Retraites: promulgation éclair, les syndicats indignés
Emmanuel Macron s'adressera dès lundi aux Français, après la promulgation express de la réforme des retraites, qui a indigné syndicats et oppositions samedi et montré la volonté du président de relancer vite son deuxième quinquennat entravé par la crise sociale et politique.
La "loi du 14 avril 2023 de financement rectificative de la Sécurité sociale pour 2023", signée vendredi soir par le chef de l'État après la validation de l'essentiel de la réforme par le Conseil constitutionnel, a été publiée au Journal officiel très tôt samedi.
L'Élysée a annoncé dans la foulée que le chef de l'État s'adresserait aux Français lors d'une allocution lundi soir, a priori à 20H00.
Mais, refusant d'entrer dans l'"agenda" d'après-crise de l'exécutif, tous les syndicats ont fait part de leur "détermination" à poursuivre le combat contre le recul de l'âge légal à 64 ans. En commençant par décliner une invitation mardi à l'Élysée.
La publication ultra-rapide de la réforme, alors que l'intersyndicale unie depuis trois mois de contestation "avait demandé "solennellement" au président de "ne pas promulguer la loi", est "totalement honteuse", a dénoncé la secrétaire générale de la CGT Sophie Binet.
"Le mépris renvoyé aux travailleurs aura été constant. Mais leur dignité dans la rue est plus forte", a réagi son homologue à la CFDT Laurent Berger, pour qui "la sagesse démocratique exigeait" d'attendre.
Marine Le Pen a épinglé une "énième provocation contre les Français".
C'est un "absurde affichage d'arrogance" pour le leader de LFI Jean-Luc Mélenchon et un signe de "fébrilité" selon le numéro un du PS Olivier Faure, qui a promis un "harcèlement démocratique" pour revenir sur les 64 ans. Députés et sénateurs socialistes ont prévu de déposer un texte législatif demandant l'abrogation de la réforme.

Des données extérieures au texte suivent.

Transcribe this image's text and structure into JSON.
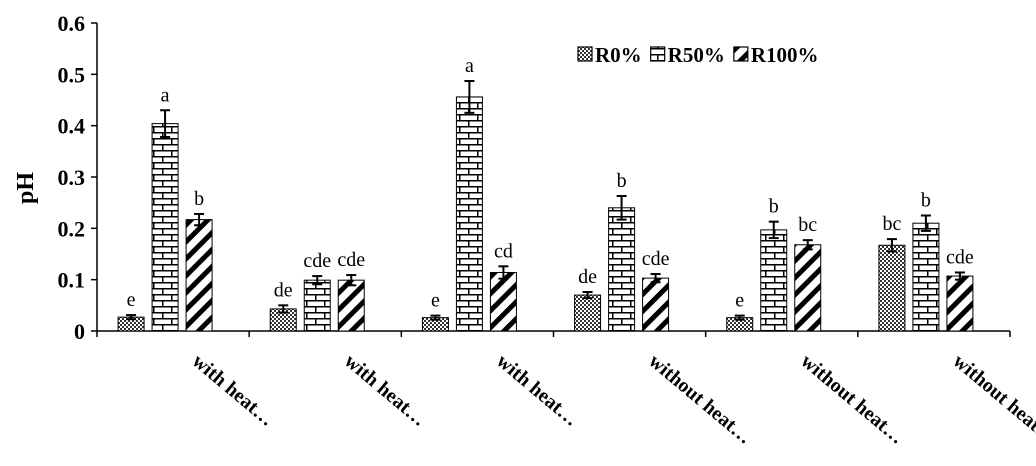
{
  "chart_data": {
    "type": "bar",
    "ylabel": "pH",
    "ylim": [
      0,
      0.6
    ],
    "yticks": [
      "0",
      "0.1",
      "0.2",
      "0.3",
      "0.4",
      "0.5",
      "0.6"
    ],
    "grid": false,
    "legend_position": "top-right",
    "categories": [
      "with heat…",
      "with heat…",
      "with heat…",
      "without heat…",
      "without heat…",
      "without heat…"
    ],
    "series": [
      {
        "name": "R0%",
        "pattern": "crosshatch",
        "values": [
          0.027,
          0.043,
          0.026,
          0.07,
          0.026,
          0.167
        ],
        "errors": [
          0.004,
          0.007,
          0.004,
          0.006,
          0.004,
          0.012
        ],
        "letters": [
          "e",
          "de",
          "e",
          "de",
          "e",
          "bc"
        ]
      },
      {
        "name": "R50%",
        "pattern": "brick",
        "values": [
          0.404,
          0.099,
          0.456,
          0.24,
          0.197,
          0.21
        ],
        "errors": [
          0.026,
          0.008,
          0.031,
          0.023,
          0.016,
          0.015
        ],
        "letters": [
          "a",
          "cde",
          "a",
          "b",
          "b",
          "b"
        ]
      },
      {
        "name": "R100%",
        "pattern": "diagonal",
        "values": [
          0.217,
          0.099,
          0.114,
          0.103,
          0.168,
          0.107
        ],
        "errors": [
          0.011,
          0.01,
          0.012,
          0.008,
          0.009,
          0.007
        ],
        "letters": [
          "b",
          "cde",
          "cd",
          "cde",
          "bc",
          "cde"
        ]
      }
    ]
  }
}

Le ministre du Travail Olivier Dussopt a affirmé samedi qu'il ne voyait pas "quelle différence cela faisait" d'attendre pour promulguer la loi.
Cette réforme, "c’était la seule manière de protéger les plus faibles, leurs pensions, ceux qui avaient le niveau de rémunération, le niveau de qualification le plus modeste", a défendu samedi le ministre de l'Economie Bruno Le Maire, à l'occasion d'un Conseil national du parti présidentiel Renaissance à Paris.
- "Colère cheminote" -
A peine la réforme promulguée, des violences ont de nouveau émaillé samedi une manifestation à Rennes où des commerces ont été vandalisées, des voitures brûlées en plus d'affrontements avec les forces de l'ordre.
L'intersyndicale mise elle sur le traditionnel rendez-vous du 1er mai qu'elle souhaite transformer en "journée de mobilisation exceptionnelle et populaire" contre le cœur de la réforme, la retraite à 64 ans.
En attendant, les quatre syndicats représentatifs de la SNCF ont annoncé "une journée d'expression de la colère cheminote", dès jeudi.
Et la CGT a évoqué des actions à venir dans tous les secteurs jeudi ainsi que le 28 avril.
Renouer avec les syndicats ne sera pas chose aisée. "Il y aura du ressentiment, des cicatrices", glisse un proche du chef de l'Etat.
Dans la rue, des manifestations ont accompagné de huées vendredi la validation partielle par le Conseil constitutionnel du texte, auquel il a seulement retranché quelques "cavaliers législatifs" tel l'index senior.
Des rassemblements se sont tenus à Paris, Lille, Toulouse, Strasbourg, Marseille et encore Rennes, où les portes d'un poste de police ont été incendiées brièvement.
Jeudi, la 12e journée de mobilisation avait livré le deuxième plus faible score de mobilisation depuis le début du mouvement (380.000 manifestants selon le ministère de l'Intérieur, 1,5 million selon la CGT).
- Borne parle samedi -
Fragilisée depuis l'adoption de la réforme par 49.3 à l'Assemblée, Élisabeth Borne s'exprimera samedi après-midi devant les cadres Renaissance.
Elle a fait part cette semaine des conclusions de ses consultations à Emmanuel Macron, qui l'avait chargée de trouver les voies pour "élargir la majorité". Sans résultat probant à ce stade.
Mme Borne pourrait livrer quelques pistes pour la suite... dont elle devrait rester un acteur. Mais avec les mêmes difficultés, faute de majorité absolue.
Olivier Véran a confirmé samedi que le passage progressif de l'âge de départ à la retraite de 62 à 64 ans commencerait bien dès septembre, au rythme d'un trimestre par an. La réévaluation de certaines petites pensions de retraites sera lancée au même moment.